The other night I was bored to tears while my wife and my 13-year-old daughter were watching The Vampire Diaries on Netflix. So I poured myself a beer and hopped on to Vault’s website to see if they released their newest Accounting 50 rankings yet, as they usually do in April. They had not. It’ll be out on April 14.
The most recent ranking from Vault was their Banking 50. My wife and my FIL both work in banking, so I thought I’d check it out to see which financial institutions were on there (theirs weren’t).
As I scrolled through the list, the usual suspects appeared: Goldman Sachs, Morgan Stanley, Bank of America, UBS, J.P. Morgan, Credit Suisse, Barclays, Citi, Deutsche Bank, and even the much-maligned Wells Fargo.

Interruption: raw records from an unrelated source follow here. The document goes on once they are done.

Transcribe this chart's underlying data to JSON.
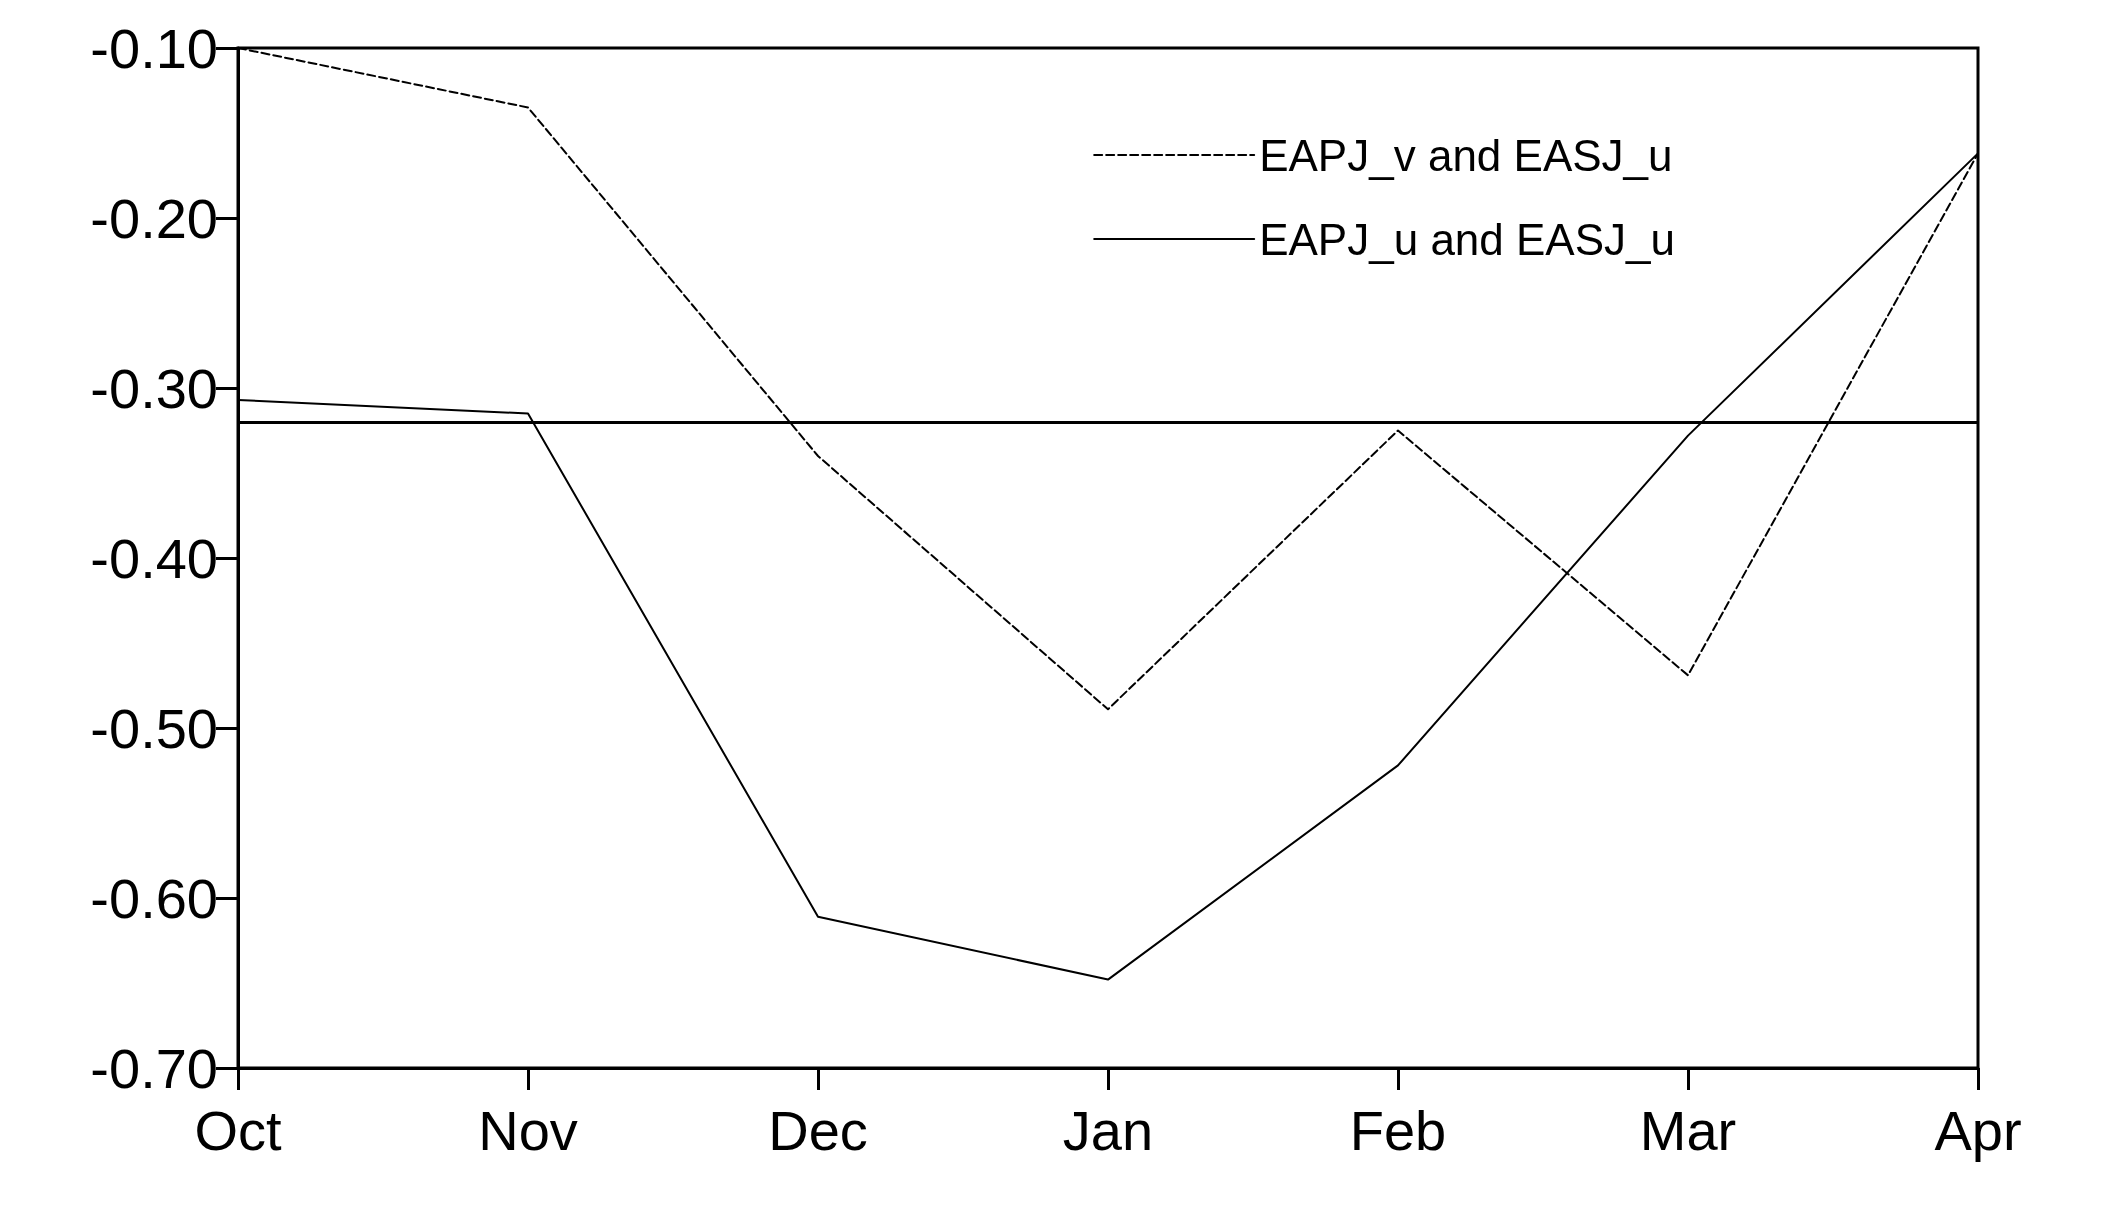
{
  "chart_data": {
    "type": "line",
    "categories": [
      "Oct",
      "Nov",
      "Dec",
      "Jan",
      "Feb",
      "Mar",
      "Apr"
    ],
    "series": [
      {
        "name": "EAPJ_v and EASJ_u",
        "color": "#000000",
        "line_style": "dashed",
        "values": [
          -0.1,
          -0.135,
          -0.34,
          -0.489,
          -0.325,
          -0.469,
          -0.162
        ]
      },
      {
        "name": "EAPJ_u and EASJ_u",
        "color": "#000000",
        "line_style": "solid",
        "values": [
          -0.307,
          -0.315,
          -0.611,
          -0.648,
          -0.522,
          -0.328,
          -0.162
        ]
      }
    ],
    "ylim": [
      -0.7,
      -0.1
    ],
    "yticks": [
      {
        "value": -0.7,
        "label": "-0.70"
      },
      {
        "value": -0.6,
        "label": "-0.60"
      },
      {
        "value": -0.5,
        "label": "-0.50"
      },
      {
        "value": -0.4,
        "label": "-0.40"
      },
      {
        "value": -0.3,
        "label": "-0.30"
      },
      {
        "value": -0.2,
        "label": "-0.20"
      },
      {
        "value": -0.1,
        "label": "-0.10"
      }
    ],
    "ref_lines": [
      {
        "axis": "y",
        "value": -0.315,
        "color": "#000000",
        "line_style": "solid"
      }
    ],
    "grid": false,
    "legend": "top right",
    "marker": "none"
  }
}
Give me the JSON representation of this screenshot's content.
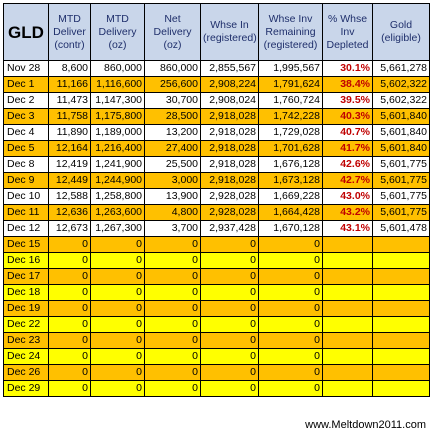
{
  "table": {
    "corner_label": "GLD",
    "headers": [
      [
        "MTD",
        "Deliver",
        "(contr)"
      ],
      [
        "MTD",
        "Delivery",
        "(oz)"
      ],
      [
        "Net",
        "Delivery",
        "(oz)"
      ],
      [
        "Whse In",
        "(registered)"
      ],
      [
        "Whse Inv",
        "Remaining",
        "(registered)"
      ],
      [
        "% Whse",
        "Inv",
        "Depleted"
      ],
      [
        "Gold",
        "(eligible)"
      ]
    ],
    "rows": [
      {
        "date": "Nov 28",
        "color": "white",
        "cells": [
          "8,600",
          "860,000",
          "860,000",
          "2,855,567",
          "1,995,567",
          "30.1%",
          "5,661,278"
        ]
      },
      {
        "date": "Dec 1",
        "color": "orange",
        "cells": [
          "11,166",
          "1,116,600",
          "256,600",
          "2,908,224",
          "1,791,624",
          "38.4%",
          "5,602,322"
        ]
      },
      {
        "date": "Dec 2",
        "color": "white",
        "cells": [
          "11,473",
          "1,147,300",
          "30,700",
          "2,908,024",
          "1,760,724",
          "39.5%",
          "5,602,322"
        ]
      },
      {
        "date": "Dec 3",
        "color": "orange",
        "cells": [
          "11,758",
          "1,175,800",
          "28,500",
          "2,918,028",
          "1,742,228",
          "40.3%",
          "5,601,840"
        ]
      },
      {
        "date": "Dec 4",
        "color": "white",
        "cells": [
          "11,890",
          "1,189,000",
          "13,200",
          "2,918,028",
          "1,729,028",
          "40.7%",
          "5,601,840"
        ]
      },
      {
        "date": "Dec 5",
        "color": "orange",
        "cells": [
          "12,164",
          "1,216,400",
          "27,400",
          "2,918,028",
          "1,701,628",
          "41.7%",
          "5,601,840"
        ]
      },
      {
        "date": "Dec 8",
        "color": "white",
        "cells": [
          "12,419",
          "1,241,900",
          "25,500",
          "2,918,028",
          "1,676,128",
          "42.6%",
          "5,601,775"
        ]
      },
      {
        "date": "Dec 9",
        "color": "orange",
        "cells": [
          "12,449",
          "1,244,900",
          "3,000",
          "2,918,028",
          "1,673,128",
          "42.7%",
          "5,601,775"
        ]
      },
      {
        "date": "Dec 10",
        "color": "white",
        "cells": [
          "12,588",
          "1,258,800",
          "13,900",
          "2,928,028",
          "1,669,228",
          "43.0%",
          "5,601,775"
        ]
      },
      {
        "date": "Dec 11",
        "color": "orange",
        "cells": [
          "12,636",
          "1,263,600",
          "4,800",
          "2,928,028",
          "1,664,428",
          "43.2%",
          "5,601,775"
        ]
      },
      {
        "date": "Dec 12",
        "color": "white",
        "cells": [
          "12,673",
          "1,267,300",
          "3,700",
          "2,937,428",
          "1,670,128",
          "43.1%",
          "5,601,478"
        ]
      },
      {
        "date": "Dec 15",
        "color": "orange",
        "cells": [
          "0",
          "0",
          "0",
          "0",
          "0",
          "",
          ""
        ]
      },
      {
        "date": "Dec 16",
        "color": "yellow",
        "cells": [
          "0",
          "0",
          "0",
          "0",
          "0",
          "",
          ""
        ]
      },
      {
        "date": "Dec 17",
        "color": "orange",
        "cells": [
          "0",
          "0",
          "0",
          "0",
          "0",
          "",
          ""
        ]
      },
      {
        "date": "Dec 18",
        "color": "yellow",
        "cells": [
          "0",
          "0",
          "0",
          "0",
          "0",
          "",
          ""
        ]
      },
      {
        "date": "Dec 19",
        "color": "orange",
        "cells": [
          "0",
          "0",
          "0",
          "0",
          "0",
          "",
          ""
        ]
      },
      {
        "date": "Dec 22",
        "color": "yellow",
        "cells": [
          "0",
          "0",
          "0",
          "0",
          "0",
          "",
          ""
        ]
      },
      {
        "date": "Dec 23",
        "color": "orange",
        "cells": [
          "0",
          "0",
          "0",
          "0",
          "0",
          "",
          ""
        ]
      },
      {
        "date": "Dec 24",
        "color": "yellow",
        "cells": [
          "0",
          "0",
          "0",
          "0",
          "0",
          "",
          ""
        ]
      },
      {
        "date": "Dec 26",
        "color": "orange",
        "cells": [
          "0",
          "0",
          "0",
          "0",
          "0",
          "",
          ""
        ]
      },
      {
        "date": "Dec 29",
        "color": "yellow",
        "cells": [
          "0",
          "0",
          "0",
          "0",
          "0",
          "",
          ""
        ]
      }
    ]
  },
  "footer": {
    "watermark": "www.Meltdown2011.com"
  },
  "colors": {
    "header_bg": "#c9d6ea",
    "header_text": "#1f2f6b",
    "row_white": "#ffffff",
    "row_orange": "#ffc000",
    "row_yellow": "#ffff00",
    "percent_text": "#c00000"
  }
}
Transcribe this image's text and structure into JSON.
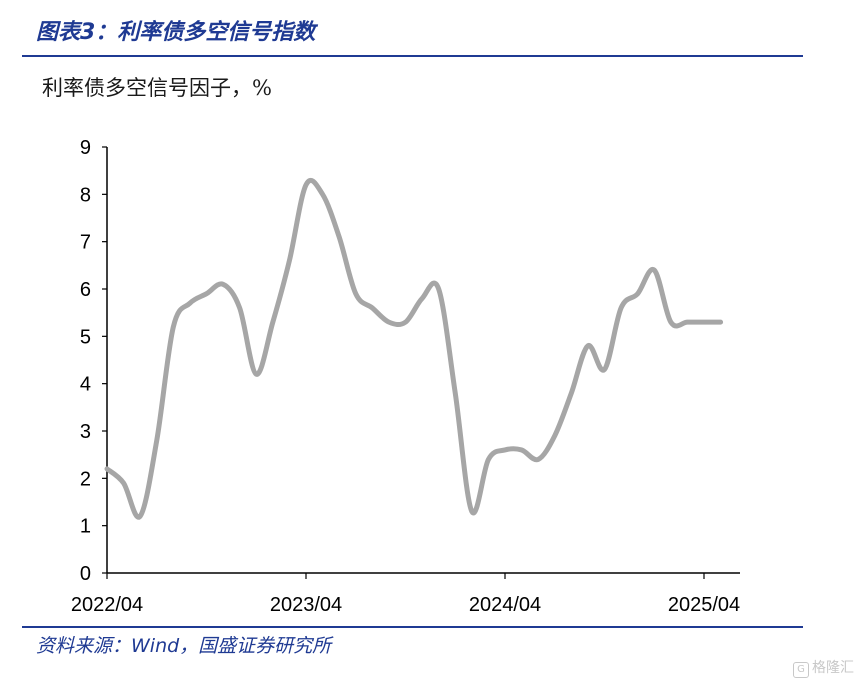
{
  "header": {
    "title": "图表3：利率债多空信号指数"
  },
  "footer": {
    "source": "资料来源：Wind，国盛证券研究所",
    "watermark": "格隆汇"
  },
  "colors": {
    "brand": "#1f3a93",
    "series_line": "#a6a6a6",
    "axis": "#000000"
  },
  "chart_data": {
    "type": "line",
    "subtitle": "利率债多空信号因子，%",
    "xlabel": "",
    "ylabel": "",
    "ylim": [
      0,
      9
    ],
    "yticks": [
      0,
      1,
      2,
      3,
      4,
      5,
      6,
      7,
      8,
      9
    ],
    "xticks": [
      "2022/04",
      "2023/04",
      "2024/04",
      "2025/04"
    ],
    "grid": false,
    "legend": "none",
    "series": [
      {
        "x": [
          "2022/04",
          "2022/05",
          "2022/06",
          "2022/07",
          "2022/08",
          "2022/09",
          "2022/10",
          "2022/11",
          "2022/12",
          "2023/01",
          "2023/02",
          "2023/03",
          "2023/04",
          "2023/05",
          "2023/06",
          "2023/07",
          "2023/08",
          "2023/09",
          "2023/10",
          "2023/11",
          "2023/12",
          "2024/01",
          "2024/02",
          "2024/03",
          "2024/04",
          "2024/05",
          "2024/06",
          "2024/07",
          "2024/08",
          "2024/09",
          "2024/10",
          "2024/11",
          "2024/12",
          "2025/01",
          "2025/02",
          "2025/03",
          "2025/04",
          "2025/05"
        ],
        "values": [
          2.2,
          1.9,
          1.2,
          2.8,
          5.2,
          5.7,
          5.9,
          6.1,
          5.6,
          4.2,
          5.3,
          6.6,
          8.2,
          8.0,
          7.1,
          5.9,
          5.6,
          5.3,
          5.3,
          5.8,
          6.0,
          3.8,
          1.3,
          2.4,
          2.6,
          2.6,
          2.4,
          2.9,
          3.8,
          4.8,
          4.3,
          5.6,
          5.9,
          6.4,
          5.3,
          5.3,
          5.3,
          5.3
        ]
      }
    ]
  }
}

But as I got to the bottom feeders on the list, I saw this:
I mean, I knew both firms provide financial advisory and investment banking services to clients, but top 50? Really? I was NOT expecting to see two of the Final Four Horsemen of the Accounting Firm Apocalypse on this list, but whatever. It gave me something to write about other than coronavirus-related layoffs and pay cuts at accounting firms.
To my surprise, Deloitte Corporate Finance has been a mainstay on this list since Vault started ranking the best banking firms based on an annual survey of banking professionals in 2011. Deloitte has finished in the top 50 each year, with an average finish of 35.8. EY Capital Advisors has been ranked the past five years, with an average finish of 46.2.
KPMG Corporate Finance and PwC Corporate Finance joined the party in 2017—the last time all Big 4 firms made the Vault Banking 50.
Adrienne once called Deloitte “the Walmart of professional services.” So what does that make EY? Big Lots?